Instantly, I think of Chris Isaak playing a big hollow-body guitar, and the thought comes to me: "what kind of guitar was that?"

A moment later, as I open a web browser to look up Chris Isaak's guitar--I think it's some kind of Gretsch--I'm picturing myself playing that sort of instrument, wondering whether I'd ever use the Bigsby vibrato on it, and recalling a guitarist I saw once, my sophomore year at college, playing a hollow-body guitar.  Was that a Gretsch, too?  What did he play? (It was for a production of some Garcia Llorca play, I remember.)
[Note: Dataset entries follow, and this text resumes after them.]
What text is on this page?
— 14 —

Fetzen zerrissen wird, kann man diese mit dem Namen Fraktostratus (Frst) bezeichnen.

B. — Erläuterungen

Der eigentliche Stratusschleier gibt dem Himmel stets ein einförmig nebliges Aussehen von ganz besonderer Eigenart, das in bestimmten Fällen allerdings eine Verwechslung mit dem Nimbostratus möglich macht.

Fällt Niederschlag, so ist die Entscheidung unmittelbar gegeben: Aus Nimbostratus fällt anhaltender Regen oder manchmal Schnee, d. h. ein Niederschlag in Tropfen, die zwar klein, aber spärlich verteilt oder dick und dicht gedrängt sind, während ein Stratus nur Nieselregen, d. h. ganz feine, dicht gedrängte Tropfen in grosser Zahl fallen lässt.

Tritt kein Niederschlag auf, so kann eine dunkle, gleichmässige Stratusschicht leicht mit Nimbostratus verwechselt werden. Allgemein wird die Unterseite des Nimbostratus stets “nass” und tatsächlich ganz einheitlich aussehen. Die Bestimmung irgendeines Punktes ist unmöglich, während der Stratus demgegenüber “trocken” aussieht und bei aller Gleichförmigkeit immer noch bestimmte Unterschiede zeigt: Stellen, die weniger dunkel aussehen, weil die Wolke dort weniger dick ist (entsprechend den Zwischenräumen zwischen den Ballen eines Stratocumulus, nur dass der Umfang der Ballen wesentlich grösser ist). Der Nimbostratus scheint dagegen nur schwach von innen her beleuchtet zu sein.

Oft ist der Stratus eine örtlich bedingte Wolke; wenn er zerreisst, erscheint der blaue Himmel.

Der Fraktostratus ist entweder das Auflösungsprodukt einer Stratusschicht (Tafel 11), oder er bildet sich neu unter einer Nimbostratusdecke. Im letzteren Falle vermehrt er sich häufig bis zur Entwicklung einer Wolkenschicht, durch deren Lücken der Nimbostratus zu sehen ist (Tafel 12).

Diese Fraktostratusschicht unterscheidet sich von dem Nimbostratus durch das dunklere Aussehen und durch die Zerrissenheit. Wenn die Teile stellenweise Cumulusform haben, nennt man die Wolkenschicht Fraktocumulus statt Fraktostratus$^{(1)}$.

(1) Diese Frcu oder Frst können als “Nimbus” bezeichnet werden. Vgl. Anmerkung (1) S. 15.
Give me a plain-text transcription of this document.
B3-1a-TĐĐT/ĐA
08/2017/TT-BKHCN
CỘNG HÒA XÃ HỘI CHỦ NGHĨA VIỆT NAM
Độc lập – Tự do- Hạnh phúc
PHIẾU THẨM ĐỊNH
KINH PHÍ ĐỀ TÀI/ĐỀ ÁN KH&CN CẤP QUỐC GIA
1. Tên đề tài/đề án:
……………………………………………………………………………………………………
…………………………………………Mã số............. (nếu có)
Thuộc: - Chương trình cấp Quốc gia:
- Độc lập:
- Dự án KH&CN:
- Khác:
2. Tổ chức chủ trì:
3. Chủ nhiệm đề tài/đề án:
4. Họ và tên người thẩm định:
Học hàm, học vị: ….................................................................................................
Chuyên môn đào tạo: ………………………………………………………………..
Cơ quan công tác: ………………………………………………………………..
This triggers another round of associations.  One of my colleagues has a Gretsch, at work, I think.  Billy Zoom played a Gretsch, but not a hollow-body.  Wasn't there a signature model?  Click and check:  yes there was, but it's hideously expensive.  And would I want to play something that flashy?

Picturing myself with it, playing with the Alte Rockers, reminds me that I don't play on all that many songs, because I'm not really all that good on the instrument.  But it would be fun!

That's five, maybe ten minutes I could have spent practicing the lovely instrument behind me.  I have a piece I'm trying to memorize, and every five minutes helps.



Laura Vivanco said...

Yes, that's how time passes sometimes, and if you didn't think things through before taking actions wouldn't you at some point have regrets about not having spent a bit of time doing that?

In any case, it seems to me that all work and no daydreaming might make for a dull (albeit super-efficient) Eric.

E. M. Selinger said...

Thanks, Laura! You encourage me to think of my instrument window-shopping less as a distraction and more as the kind of perusal (and refusal) that Thoreau talks about in Walden:

"My imagination carried me so far that I even had the refusal of several farms — the refusal was all I wanted — but I never got my fingers burned by actual possession."

More soon!

Laura Vivanco said...

I suppose some people might see that (and, indeed, the reading of fiction and poetry) as a negative, "escapist" experience but I think there may be impulses and emotions which it's good to acknowledge and indulge to some extent, but not follow up on. Repressing them completely might lead to frustration and regret, so thinking them through and working out why the impulse is not one wishes to pursue is a much better way to proceed.